As explicações adiantadas por comunistas e bloquistas para o fracasso eleitoral não colhem. Primeiro, a tese de que o PS fez um orçamento para ser chumbado e ir para eleições à procura da maioria absoluta. Esta ideia bate na trave, porque, a ser assim, porque raio teriam BE e PCP feito a vontade ao PS, votando contra o OE? E bate também no poste, porque dos sete orçamentos apresentados por António Costa, o de 2022 era o mais à esquerda. Digo-o eu que trabalhei na construção dos primeiros seis. Depois, a desculpa das sondagens e da bipolarização, como se o jogo das respetivas interpretações fosse algo de novo e substituísse a votação. Ironicamente, todas as sondagens apontavam para a forte penalização destes dois partidos, o que de facto aconteceu. Por fim, a pandemia e a rábula do SNS. Os comunistas consideraram-se prejudicados por não poderem fazer uma campanha de proximidade, como se isso tivesse sido uma dificuldade só sua. Os bloquistas insistiram naquilo que pensavam ser o seu porquinho-mealheiro dos votos, que era queixar-se do SNS, quando a esmagadora maioria da população o enalteceu e nele confiou.

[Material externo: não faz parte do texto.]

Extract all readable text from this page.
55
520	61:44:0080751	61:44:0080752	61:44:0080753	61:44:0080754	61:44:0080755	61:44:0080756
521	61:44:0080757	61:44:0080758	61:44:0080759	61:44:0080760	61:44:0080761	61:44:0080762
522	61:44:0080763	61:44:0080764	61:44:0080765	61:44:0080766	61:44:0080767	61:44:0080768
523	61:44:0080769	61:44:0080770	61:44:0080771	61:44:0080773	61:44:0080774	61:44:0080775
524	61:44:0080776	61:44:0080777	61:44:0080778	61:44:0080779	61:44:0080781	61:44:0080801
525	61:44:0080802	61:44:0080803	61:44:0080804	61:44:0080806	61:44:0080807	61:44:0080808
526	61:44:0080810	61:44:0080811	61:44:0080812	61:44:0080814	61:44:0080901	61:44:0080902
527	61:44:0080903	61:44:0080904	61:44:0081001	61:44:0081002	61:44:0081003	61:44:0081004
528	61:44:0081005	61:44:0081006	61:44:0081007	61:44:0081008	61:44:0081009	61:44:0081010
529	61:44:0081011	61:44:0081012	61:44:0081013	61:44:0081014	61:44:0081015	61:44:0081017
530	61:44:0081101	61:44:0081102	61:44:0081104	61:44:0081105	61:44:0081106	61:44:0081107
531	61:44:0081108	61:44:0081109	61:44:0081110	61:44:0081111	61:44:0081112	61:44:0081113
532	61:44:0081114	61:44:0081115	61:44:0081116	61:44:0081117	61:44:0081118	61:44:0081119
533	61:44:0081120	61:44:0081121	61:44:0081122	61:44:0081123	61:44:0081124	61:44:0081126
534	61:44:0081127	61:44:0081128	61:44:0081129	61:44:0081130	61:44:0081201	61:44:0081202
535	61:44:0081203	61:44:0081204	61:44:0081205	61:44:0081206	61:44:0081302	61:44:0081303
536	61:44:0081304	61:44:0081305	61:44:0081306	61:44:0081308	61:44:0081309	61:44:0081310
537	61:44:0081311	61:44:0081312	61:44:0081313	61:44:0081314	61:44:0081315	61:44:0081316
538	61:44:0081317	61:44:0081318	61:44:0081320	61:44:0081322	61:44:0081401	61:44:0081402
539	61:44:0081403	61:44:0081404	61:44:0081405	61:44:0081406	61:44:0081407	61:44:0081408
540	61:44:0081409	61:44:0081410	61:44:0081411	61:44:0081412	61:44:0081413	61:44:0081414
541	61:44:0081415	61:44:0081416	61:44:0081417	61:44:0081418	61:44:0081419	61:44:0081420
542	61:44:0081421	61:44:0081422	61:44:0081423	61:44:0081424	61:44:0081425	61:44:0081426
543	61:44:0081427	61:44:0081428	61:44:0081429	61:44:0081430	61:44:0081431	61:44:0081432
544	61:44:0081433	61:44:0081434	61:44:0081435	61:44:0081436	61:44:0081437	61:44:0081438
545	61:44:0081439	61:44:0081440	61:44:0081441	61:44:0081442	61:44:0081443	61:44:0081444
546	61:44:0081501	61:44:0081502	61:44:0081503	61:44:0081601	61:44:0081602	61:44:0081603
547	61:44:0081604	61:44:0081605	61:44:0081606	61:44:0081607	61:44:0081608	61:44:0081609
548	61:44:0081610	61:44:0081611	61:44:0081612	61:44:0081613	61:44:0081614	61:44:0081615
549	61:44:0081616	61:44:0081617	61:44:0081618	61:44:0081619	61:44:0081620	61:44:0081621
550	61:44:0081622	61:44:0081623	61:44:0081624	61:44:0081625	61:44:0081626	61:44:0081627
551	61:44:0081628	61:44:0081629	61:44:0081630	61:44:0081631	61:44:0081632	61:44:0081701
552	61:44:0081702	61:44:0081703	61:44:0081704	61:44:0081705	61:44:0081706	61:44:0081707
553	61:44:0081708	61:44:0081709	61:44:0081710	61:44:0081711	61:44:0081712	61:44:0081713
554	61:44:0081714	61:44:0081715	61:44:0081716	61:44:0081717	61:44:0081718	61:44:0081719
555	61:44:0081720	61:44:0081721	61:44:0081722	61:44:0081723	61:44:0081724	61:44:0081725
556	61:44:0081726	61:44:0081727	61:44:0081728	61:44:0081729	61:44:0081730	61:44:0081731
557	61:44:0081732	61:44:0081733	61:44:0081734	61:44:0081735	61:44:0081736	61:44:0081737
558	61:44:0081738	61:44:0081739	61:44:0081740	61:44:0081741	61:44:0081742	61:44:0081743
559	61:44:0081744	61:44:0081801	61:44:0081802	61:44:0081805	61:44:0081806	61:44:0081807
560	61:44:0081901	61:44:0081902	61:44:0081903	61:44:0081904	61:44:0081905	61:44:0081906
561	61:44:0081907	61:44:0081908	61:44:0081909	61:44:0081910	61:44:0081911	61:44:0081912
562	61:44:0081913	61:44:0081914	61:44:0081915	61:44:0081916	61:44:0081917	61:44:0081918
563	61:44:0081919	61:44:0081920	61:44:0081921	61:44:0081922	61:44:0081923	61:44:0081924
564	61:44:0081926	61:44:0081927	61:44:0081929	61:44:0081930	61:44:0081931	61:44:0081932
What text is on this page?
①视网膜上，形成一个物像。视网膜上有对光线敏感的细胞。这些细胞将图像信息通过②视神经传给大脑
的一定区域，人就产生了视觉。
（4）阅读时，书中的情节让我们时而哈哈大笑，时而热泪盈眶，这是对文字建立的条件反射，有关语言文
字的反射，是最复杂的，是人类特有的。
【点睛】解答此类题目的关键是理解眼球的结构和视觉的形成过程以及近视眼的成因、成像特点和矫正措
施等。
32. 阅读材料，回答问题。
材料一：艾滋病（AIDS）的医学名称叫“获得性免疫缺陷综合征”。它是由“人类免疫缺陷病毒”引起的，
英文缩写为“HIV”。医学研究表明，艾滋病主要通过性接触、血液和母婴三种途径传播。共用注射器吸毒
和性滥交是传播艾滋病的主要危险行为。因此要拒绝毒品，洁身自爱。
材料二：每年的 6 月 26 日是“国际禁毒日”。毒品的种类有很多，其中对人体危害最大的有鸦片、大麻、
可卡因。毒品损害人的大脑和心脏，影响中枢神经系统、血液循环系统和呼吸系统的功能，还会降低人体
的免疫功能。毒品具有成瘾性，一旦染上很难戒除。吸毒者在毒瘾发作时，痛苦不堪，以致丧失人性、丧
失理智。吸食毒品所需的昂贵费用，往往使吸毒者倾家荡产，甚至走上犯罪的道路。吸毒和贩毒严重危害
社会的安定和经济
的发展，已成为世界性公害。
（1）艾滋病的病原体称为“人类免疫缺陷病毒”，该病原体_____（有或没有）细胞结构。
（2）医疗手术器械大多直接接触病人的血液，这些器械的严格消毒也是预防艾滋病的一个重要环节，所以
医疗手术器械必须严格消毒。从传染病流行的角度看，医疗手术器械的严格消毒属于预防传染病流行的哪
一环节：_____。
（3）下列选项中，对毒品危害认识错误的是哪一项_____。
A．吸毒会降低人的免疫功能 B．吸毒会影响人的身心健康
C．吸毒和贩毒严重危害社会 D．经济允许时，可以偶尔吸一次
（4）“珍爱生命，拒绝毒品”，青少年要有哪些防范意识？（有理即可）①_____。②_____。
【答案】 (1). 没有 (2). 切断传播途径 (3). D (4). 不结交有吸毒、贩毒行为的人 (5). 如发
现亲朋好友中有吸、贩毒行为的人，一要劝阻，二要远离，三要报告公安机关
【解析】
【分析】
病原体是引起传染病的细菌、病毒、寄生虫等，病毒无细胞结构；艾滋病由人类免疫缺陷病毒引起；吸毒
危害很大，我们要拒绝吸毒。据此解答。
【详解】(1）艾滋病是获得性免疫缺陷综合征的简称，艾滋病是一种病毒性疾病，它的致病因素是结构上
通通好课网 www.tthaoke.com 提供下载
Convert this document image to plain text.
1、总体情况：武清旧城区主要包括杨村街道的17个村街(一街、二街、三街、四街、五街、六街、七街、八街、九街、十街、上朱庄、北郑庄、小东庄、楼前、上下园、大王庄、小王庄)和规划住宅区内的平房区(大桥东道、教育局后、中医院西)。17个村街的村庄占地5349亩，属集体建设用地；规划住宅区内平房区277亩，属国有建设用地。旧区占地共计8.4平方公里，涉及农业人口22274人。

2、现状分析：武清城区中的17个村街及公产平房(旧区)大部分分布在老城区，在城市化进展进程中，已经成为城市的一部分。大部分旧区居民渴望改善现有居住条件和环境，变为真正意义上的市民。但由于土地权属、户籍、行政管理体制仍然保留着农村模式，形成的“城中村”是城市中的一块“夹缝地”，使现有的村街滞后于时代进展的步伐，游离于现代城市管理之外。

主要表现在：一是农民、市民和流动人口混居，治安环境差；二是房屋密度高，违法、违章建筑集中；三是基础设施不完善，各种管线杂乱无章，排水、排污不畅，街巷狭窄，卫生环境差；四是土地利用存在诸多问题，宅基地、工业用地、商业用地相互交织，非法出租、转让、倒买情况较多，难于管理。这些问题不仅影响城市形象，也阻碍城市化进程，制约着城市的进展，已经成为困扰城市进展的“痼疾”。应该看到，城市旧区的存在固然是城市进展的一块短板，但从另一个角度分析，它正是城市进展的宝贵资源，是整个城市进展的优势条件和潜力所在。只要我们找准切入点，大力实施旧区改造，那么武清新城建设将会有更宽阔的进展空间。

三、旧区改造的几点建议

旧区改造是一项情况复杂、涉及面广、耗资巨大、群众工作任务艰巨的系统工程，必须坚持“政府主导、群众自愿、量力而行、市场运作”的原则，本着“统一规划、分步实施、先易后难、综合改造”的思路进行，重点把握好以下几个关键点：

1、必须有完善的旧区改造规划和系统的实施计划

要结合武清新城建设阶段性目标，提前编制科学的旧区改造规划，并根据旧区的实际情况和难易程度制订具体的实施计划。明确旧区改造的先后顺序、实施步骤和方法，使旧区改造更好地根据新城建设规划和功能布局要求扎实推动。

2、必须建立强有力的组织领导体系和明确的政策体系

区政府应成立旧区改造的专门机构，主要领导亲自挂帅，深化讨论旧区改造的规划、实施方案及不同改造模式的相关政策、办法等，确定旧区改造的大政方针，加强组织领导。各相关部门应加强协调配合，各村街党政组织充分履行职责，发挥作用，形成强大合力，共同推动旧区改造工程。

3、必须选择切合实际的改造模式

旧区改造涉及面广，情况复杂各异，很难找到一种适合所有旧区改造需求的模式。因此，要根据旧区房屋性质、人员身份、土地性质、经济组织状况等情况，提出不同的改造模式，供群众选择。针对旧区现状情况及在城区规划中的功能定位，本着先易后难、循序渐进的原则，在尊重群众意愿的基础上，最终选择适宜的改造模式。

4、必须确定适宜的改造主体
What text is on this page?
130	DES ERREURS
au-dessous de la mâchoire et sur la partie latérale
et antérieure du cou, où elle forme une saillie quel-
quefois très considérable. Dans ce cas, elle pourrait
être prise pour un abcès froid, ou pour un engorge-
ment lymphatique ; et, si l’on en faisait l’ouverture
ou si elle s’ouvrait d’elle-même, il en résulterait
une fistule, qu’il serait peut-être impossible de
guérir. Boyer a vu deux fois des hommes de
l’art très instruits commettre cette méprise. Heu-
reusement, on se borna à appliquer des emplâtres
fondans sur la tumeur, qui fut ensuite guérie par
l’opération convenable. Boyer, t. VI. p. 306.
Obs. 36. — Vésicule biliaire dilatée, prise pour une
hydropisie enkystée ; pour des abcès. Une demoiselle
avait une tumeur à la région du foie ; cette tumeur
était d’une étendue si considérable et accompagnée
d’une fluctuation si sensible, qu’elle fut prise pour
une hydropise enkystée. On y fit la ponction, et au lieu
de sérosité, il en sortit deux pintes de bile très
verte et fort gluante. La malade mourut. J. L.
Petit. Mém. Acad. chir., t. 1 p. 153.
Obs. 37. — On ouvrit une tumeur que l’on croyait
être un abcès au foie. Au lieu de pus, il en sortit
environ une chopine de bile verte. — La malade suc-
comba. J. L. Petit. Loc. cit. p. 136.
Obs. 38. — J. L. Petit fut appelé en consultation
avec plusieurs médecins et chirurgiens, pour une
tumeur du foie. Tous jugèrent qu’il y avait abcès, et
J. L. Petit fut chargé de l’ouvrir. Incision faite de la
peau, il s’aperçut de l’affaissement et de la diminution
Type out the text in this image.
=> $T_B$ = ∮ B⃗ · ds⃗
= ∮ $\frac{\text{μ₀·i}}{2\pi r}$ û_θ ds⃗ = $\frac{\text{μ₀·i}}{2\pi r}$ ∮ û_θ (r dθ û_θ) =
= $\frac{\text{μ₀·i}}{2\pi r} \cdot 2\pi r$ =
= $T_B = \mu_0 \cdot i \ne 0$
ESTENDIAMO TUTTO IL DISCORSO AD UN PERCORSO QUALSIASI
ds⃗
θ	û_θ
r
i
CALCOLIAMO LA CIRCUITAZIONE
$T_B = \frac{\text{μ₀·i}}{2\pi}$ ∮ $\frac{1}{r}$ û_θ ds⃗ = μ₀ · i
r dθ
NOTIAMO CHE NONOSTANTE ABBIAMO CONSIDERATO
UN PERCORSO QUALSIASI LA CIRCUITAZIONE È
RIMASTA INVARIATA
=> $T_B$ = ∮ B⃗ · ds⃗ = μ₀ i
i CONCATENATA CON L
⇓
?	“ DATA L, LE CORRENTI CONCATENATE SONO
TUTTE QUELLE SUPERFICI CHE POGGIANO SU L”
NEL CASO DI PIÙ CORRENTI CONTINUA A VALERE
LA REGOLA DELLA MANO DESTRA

Este estado de negação esconde o problema mais profundo das duas forças partidárias, que é o de se terem entrincheirado numa visão do mundo, da sociedade e do país que já não existe e que não está no imaginário dos portugueses. Embora melhor escondido no Bloco, que tem sido mais hábil no exercício de mascarar a sua ideologia, em ambos os casos subsistem ideias, ora ultrapassadas, ora radicais, que não acompanham um país de cultura europeia ocidental. BE e PCP são, essencialmente, contra. Em todas as suas intervenções jaz uma matriz ideológica inviável e fossilizada. Contra a Europa, o Euro, a OTAN, a OCDE, o FMI, o BCE e a UE. Contra o défice zero, o pagamento da dívida pública e a banca. Contra o capitalismo, as grandes empresas, os patrões e a propriedade privada. Contra as barragens, as torres eólicas, o nuclear, os painéis fotovoltaicos e o lítio.

Esta esquerda à esquerda do PS recusa modernizar-se. As boas intenções de ajudar os pobres e oprimidos, de levar justiça, saúde e educação a todos e de olhar pelos direitos das minorias, nas quais quase todos nos revemos, esbarram na impossibilidade de mobilizar uma caixa de ferramentas políticas, sociais, económicas e ambientais que se integre na sua visão do mundo. Perante isto, o eleitorado tem vindo a acentuar a insolvência desta ala esquerda. Em 2015, comunistas e bloquistas valiam cerca de um milhão de votos; hoje, já valem menos de metade disso.

Para evitar a extinção, não vejo outra saída que não a da refundação desta esquerda mais à esquerda. A sua visão do mundo e o seu perímetro ideológico precisam urgentemente de uma atualização. Se o não fizerem, o vazio será preenchido por outros.